Infine, non contento delle battute, il premier strumentalizza l’errore lessicale dei 5 Stelle – chiamare reddito di cittadinanza impropriamente una forma di reddito minimo garantito – per dare l’idea che si vuol fare come in Alaska, dare il reddito a qualunque cittadino al di la delle sue condizioni reddituali e familiari.

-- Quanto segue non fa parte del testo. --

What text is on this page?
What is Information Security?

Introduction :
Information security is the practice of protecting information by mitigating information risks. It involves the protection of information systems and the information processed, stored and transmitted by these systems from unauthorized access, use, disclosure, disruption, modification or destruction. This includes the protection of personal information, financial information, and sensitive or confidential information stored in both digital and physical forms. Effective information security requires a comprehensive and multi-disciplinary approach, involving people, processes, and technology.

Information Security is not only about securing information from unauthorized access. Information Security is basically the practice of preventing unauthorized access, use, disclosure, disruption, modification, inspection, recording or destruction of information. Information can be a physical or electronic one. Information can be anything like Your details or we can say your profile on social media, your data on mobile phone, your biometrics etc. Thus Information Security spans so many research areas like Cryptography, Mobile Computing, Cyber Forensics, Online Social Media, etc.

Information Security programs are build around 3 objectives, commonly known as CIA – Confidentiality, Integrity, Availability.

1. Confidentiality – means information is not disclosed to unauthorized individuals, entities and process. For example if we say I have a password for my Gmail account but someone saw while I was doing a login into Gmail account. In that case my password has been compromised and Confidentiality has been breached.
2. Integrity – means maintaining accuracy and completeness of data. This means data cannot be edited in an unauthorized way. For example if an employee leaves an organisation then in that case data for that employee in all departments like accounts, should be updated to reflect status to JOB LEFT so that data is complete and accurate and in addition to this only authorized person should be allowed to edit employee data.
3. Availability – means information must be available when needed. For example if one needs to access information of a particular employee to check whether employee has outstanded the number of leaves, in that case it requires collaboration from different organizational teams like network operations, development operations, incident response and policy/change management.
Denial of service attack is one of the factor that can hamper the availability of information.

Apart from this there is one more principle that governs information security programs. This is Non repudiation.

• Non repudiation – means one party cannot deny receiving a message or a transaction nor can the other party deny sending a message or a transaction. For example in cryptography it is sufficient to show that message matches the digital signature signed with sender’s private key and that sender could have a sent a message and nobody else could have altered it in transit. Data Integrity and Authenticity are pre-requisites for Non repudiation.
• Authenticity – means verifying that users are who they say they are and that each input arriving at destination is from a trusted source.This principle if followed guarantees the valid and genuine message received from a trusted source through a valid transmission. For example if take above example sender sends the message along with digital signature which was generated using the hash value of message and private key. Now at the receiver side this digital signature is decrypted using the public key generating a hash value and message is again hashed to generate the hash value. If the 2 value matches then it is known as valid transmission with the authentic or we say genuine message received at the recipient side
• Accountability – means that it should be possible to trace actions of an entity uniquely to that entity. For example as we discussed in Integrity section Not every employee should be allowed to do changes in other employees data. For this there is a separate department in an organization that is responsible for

Non si entra mai nel merito e i tweet non bastano a spiegare il senso delle cose. La nostra proposta di legge di iniziativa popolare, così come la proposta di SEL, quella della minoranza Pd e la campagna di Libera di Don Ciotti, parlano di misure di reddito minimo garantito e non di cittadinanza. Garantire un reddito a chi non ne ha o non raggiunge la soglia di povertà relativa (8000 euro all’anno) è molto diverso dal dare soldi a tutti i cittadini in quanto tali. Ed è molto diverso dall’assistenzialismo: innanzitutto perché nessuna delle proposte slega il beneficiario da un percorso di formazione-lavoro, dall’iscrizione al centro per l’impiego alla disponibilità ad accettare lavori che gli vengono proposti, purché coerenti con il proprio percorso di vita e le proprie aspirazioni.
In un Paese in cui oggi si contano 15 milioni di poveri, 7 milioni di senza lavoro, 4 ragazzi su 10 disoccupati, mentre l’articolo 1 della Costituzione recita “l’Italia è una Repubblica fondata sul lavoro”, ad essere incostituzionali oggi sono la povertà, la disoccupazione e la mancanza assoluta di opportunità per chi nasce in una famiglia in difficoltà.

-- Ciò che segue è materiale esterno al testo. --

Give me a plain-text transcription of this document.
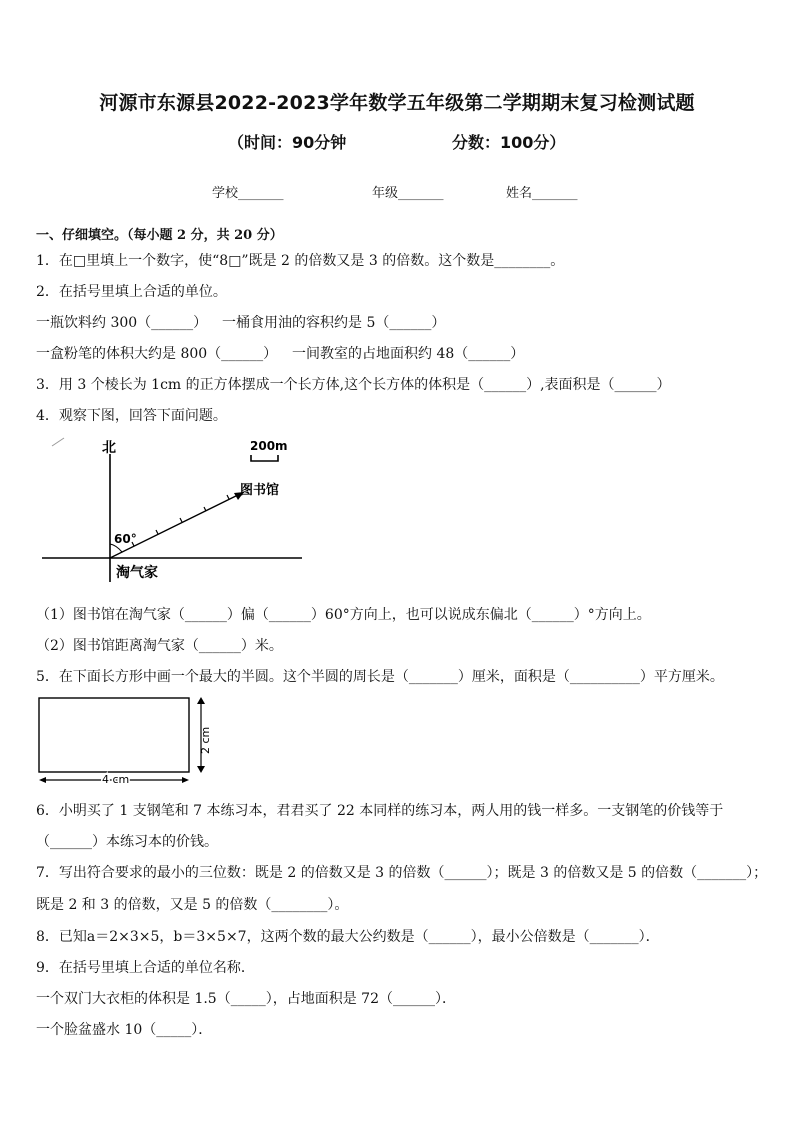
河源市东源县2022-2023学年数学五年级第二学期期末复习检测试题
（时间：90分钟	分数：100分）
学校_______	年级_______	姓名_______
一、仔细填空。（每小题 2 分，共 20 分）
1．在□里填上一个数字，使“8□”既是 2 的倍数又是 3 的倍数。这个数是________。
2．在括号里填上合适的单位。
一瓶饮料约 300（______） 一桶食用油的容积约是 5（______）
一盒粉笔的体积大约是 800（______） 一间教室的占地面积约 48（______）
3．用 3 个棱长为 1cm 的正方体摆成一个长方体,这个长方体的体积是（______）,表面积是（______）
4．观察下图，回答下面问题。
北	200m
图书馆
60°
淘气家
（1）图书馆在淘气家（______）偏（______）60°方向上，也可以说成东偏北（______）°方向上。
（2）图书馆距离淘气家（______）米。
5．在下面长方形中画一个最大的半圆。这个半圆的周长是（_______）厘米，面积是（__________）平方厘米。
2 cm
4 cm
6．小明买了 1 支钢笔和 7 本练习本，君君买了 22 本同样的练习本，两人用的钱一样多。一支钢笔的价钱等于
（______）本练习本的价钱。
7．写出符合要求的最小的三位数：既是 2 的倍数又是 3 的倍数（______）；既是 3 的倍数又是 5 的倍数（_______）；
既是 2 和 3 的倍数，又是 5 的倍数（________）。
8．已知a＝2×3×5，b＝3×5×7，这两个数的最大公约数是（______），最小公倍数是（_______）．
9．在括号里填上合适的单位名称．
一个双门大衣柜的体积是 1.5（_____），占地面积是 72（______）．
一个脸盆盛水 10（_____）．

Caro Matteo Renzi, essere il presidente del Consiglio e lasciare che queste siano le cifre della nostra disperazione e della nostra incostituzionalità è aberrante oltre che colpevole. Investire sulle persone, liberarle dai ricatti, permetter loro di scegliere e di giocarsi la partita con la vita non vuol dire assistere: vuol dire evitare che salti completamente il patto sociale che ci tiene insieme. Vuol dire parlare di welfare universale e non familistico o clientelare. Vuol dire dare a tutti e tutte le stesse possibilità. Vuol dire diminuire le diseguaglianze, che – lo dice l’Ocse, l’Fmi e tanti pericolosi organi bolscevichi – sono il vero tappo per la crescita del Paese. Vuol dire redistribuire un po’ di ricchezza in un momento di alta concentrazione nelle mani di pochi (oltre il 50% nelle mani del 10% più ricco). Vuol dire far uscire le persone dal ricatto delle mafie, dai politici “impresentabili” che ti chiedono il voto in cambio di un posto appena eletti, dal lavoro nero, dall’impossibilità di trovare una nuova occupazione perché non hai più un euro per formarti o il tempo per cercarlo.
Oggi più che mai è pericoloso dire e non fare, è pericoloso tardare ancora nell’attuare una misura di contrasto alla povertà e di liberazione dai ricatti. Perché, stanne certo, domani chiunque ti potrà accusare di non averlo fatto perché hai preferito tenere le persone in una condizione di debolezza. Quella debolezza che le rende succubi dei politici collusi che, vuoi o non vuoi, ti ritrovi nelle liste elettorali.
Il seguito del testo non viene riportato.